Sunet Drive is a federated and scalable Enterprise File Sync and Share solution, that has been developed, deployed, and packaged as part of the European Open Science Cloud and can be transparently extended to new participating organizations. The two main building blocks of Sunet Drive are Nodes and Buckets, both elements designed to promote data sovereignty and FAIR principles. Participating organizations co-manage their Sunet Drive node as part of a global scale setup, meaning that every node is governed by the operating organization, while being able to collaborate and share data with users within the federation, but also external partners that support the open cloud mesh protocol (OCM), such as the ScienceMesh. New organizations have been and can be onboarded by migrating existing provisioned users to a full node associated to an organization or institution. Buckets, specifically S3-compatible buckets, are used as logical storage entities that can be assigned for different purposes: research projects, institutions, laboratories. They are technically independent from the EFSS layer and their lifecycle can therefore be managed beyond the lifetime of the selected EFSS software, an important step towards long-term sustainability for FAIR handling of data.

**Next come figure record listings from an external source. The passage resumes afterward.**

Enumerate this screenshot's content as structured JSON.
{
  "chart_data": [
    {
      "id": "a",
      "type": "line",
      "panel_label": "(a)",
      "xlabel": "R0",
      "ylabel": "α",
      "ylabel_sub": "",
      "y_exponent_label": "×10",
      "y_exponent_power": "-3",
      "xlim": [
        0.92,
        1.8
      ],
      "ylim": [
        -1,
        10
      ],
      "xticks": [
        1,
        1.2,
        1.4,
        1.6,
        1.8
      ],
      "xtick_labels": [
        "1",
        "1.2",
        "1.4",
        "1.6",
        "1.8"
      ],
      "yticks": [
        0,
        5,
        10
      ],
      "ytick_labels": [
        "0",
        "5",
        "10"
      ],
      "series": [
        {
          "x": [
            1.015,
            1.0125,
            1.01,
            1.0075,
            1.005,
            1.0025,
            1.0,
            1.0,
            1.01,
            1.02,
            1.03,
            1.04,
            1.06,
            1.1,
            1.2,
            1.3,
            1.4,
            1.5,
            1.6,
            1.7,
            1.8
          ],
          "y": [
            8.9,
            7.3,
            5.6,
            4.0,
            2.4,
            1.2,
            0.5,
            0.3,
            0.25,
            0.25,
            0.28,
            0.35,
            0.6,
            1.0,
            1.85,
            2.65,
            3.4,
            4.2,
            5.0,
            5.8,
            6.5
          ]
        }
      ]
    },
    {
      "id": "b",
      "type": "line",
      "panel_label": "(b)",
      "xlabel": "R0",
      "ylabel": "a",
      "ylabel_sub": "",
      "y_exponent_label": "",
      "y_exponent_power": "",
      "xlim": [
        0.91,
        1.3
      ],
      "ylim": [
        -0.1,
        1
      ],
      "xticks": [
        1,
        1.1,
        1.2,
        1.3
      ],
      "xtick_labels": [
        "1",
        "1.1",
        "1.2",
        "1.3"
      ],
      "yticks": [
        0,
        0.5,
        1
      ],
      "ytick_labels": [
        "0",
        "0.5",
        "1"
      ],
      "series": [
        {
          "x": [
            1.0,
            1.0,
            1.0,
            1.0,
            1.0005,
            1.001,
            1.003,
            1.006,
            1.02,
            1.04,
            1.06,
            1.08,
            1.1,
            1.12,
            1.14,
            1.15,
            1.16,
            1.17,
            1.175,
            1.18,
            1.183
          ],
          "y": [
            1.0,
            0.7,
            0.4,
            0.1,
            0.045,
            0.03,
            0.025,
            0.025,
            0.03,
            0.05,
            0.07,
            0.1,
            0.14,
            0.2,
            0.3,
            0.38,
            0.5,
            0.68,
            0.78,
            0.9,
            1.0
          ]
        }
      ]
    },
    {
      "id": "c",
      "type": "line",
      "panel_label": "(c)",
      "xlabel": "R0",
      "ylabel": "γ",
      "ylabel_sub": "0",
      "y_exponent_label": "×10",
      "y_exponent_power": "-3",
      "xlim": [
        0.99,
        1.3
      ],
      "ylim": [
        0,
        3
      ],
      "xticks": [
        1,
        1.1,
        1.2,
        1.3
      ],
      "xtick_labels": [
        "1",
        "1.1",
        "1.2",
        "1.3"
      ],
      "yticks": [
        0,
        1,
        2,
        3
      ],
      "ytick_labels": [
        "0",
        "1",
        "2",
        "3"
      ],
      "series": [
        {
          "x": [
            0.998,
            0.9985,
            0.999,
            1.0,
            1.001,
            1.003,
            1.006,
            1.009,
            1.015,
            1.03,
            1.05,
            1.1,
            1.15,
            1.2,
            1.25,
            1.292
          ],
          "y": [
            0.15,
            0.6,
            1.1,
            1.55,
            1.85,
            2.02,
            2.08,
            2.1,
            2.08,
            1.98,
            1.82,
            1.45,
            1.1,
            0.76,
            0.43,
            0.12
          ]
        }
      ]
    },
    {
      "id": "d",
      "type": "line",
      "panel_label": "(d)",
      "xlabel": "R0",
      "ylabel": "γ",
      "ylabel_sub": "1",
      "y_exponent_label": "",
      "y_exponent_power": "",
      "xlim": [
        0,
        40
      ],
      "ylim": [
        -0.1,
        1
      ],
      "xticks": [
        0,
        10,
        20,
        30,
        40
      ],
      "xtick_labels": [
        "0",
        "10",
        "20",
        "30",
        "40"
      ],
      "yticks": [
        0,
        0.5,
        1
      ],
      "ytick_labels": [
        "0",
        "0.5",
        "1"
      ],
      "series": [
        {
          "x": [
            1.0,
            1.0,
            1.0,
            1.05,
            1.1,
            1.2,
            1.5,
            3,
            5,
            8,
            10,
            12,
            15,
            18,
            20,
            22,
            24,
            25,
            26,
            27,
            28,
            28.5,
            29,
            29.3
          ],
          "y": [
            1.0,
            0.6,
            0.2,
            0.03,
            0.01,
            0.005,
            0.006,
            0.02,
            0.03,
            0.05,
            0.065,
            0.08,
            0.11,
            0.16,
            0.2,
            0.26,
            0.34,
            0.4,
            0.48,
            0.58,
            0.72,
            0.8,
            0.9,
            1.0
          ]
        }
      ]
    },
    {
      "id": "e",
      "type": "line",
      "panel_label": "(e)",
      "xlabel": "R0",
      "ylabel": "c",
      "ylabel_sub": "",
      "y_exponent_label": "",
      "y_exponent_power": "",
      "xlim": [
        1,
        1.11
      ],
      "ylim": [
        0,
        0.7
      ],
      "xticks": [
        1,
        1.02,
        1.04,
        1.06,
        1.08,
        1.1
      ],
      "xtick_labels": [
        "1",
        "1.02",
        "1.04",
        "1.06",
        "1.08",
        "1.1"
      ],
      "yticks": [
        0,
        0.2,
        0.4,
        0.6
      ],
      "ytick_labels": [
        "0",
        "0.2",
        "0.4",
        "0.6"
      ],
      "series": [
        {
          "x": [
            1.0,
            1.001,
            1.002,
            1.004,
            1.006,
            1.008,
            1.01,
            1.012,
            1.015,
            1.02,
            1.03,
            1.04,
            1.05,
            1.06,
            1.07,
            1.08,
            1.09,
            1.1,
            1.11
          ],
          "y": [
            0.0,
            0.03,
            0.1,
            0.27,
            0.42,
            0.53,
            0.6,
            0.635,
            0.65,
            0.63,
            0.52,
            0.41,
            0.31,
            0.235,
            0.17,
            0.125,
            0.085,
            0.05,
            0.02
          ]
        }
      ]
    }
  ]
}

The infrastructure stack is implemented in collaboration with the commercial actor Safespring, and data generally resides in at least two different data centers. This ensures a scalable stack built on best practice open source components, together with experience in running large scale deployments. Certification standards such as ISO 27001 guarantee a mature handling of the infrastructure and data in the solution.
By having chosen a state-of-the-art EFSS solution for Sunet Drive, researchers, scientists, and their collaborators can align the requirements of their funding body and associated data management plans with their primary data sources by using modern like synchronization clients and mobile applications. On the other hand, integrated and connected services ensure that scientists will be able to collaboratively work on their projects without having to leave the ecosystem.
Collaboration is encouraged by allowing any eduGAIN connected identity provider to provision user accounts, and subsequently accept documents, shares, and data from their collaboration partners. The lack of support for a discovery service on the EFSS side has been solved by using a global site selector through a SaToSa proxy that delegates users to their respective Sunet Drive Node. External collaboration is enabled via Eduid.se.
During the runtime of a research project, research data can be curated and prepared for publication. The integration of Research Data Services, RDS, enables the preparation and publication of datasets directly from the EFSS solution. This includes external services like InvenioRDM (e.g., Zenodo), Harvard Dataverse, or Doris from the Swedish National Dataservice, SND. This includes domain-specific customizations. While research object crates (RO-Crate) are used as an intermediate lightweight package for the data, and respective metadata, connectors will ensure compliance with each publicatoion service. While data is being actively pushed to InvenioRDM, the Doris connector uses a more lightweight approach where the metadata is pushed to Doris, while the data storage remains under the sovereignty of the publishing institution.
Having data stored in S3-compatible buckets associated to a federated EFSS node managed by specific organizations ensures data sovereignty and helps to ensure compliance with local, national, and international guidelines for storing of research data, including FAIR principles. After a project has finished, ownership of the data can be transferred during the data retention period, and for long-term archival purposes.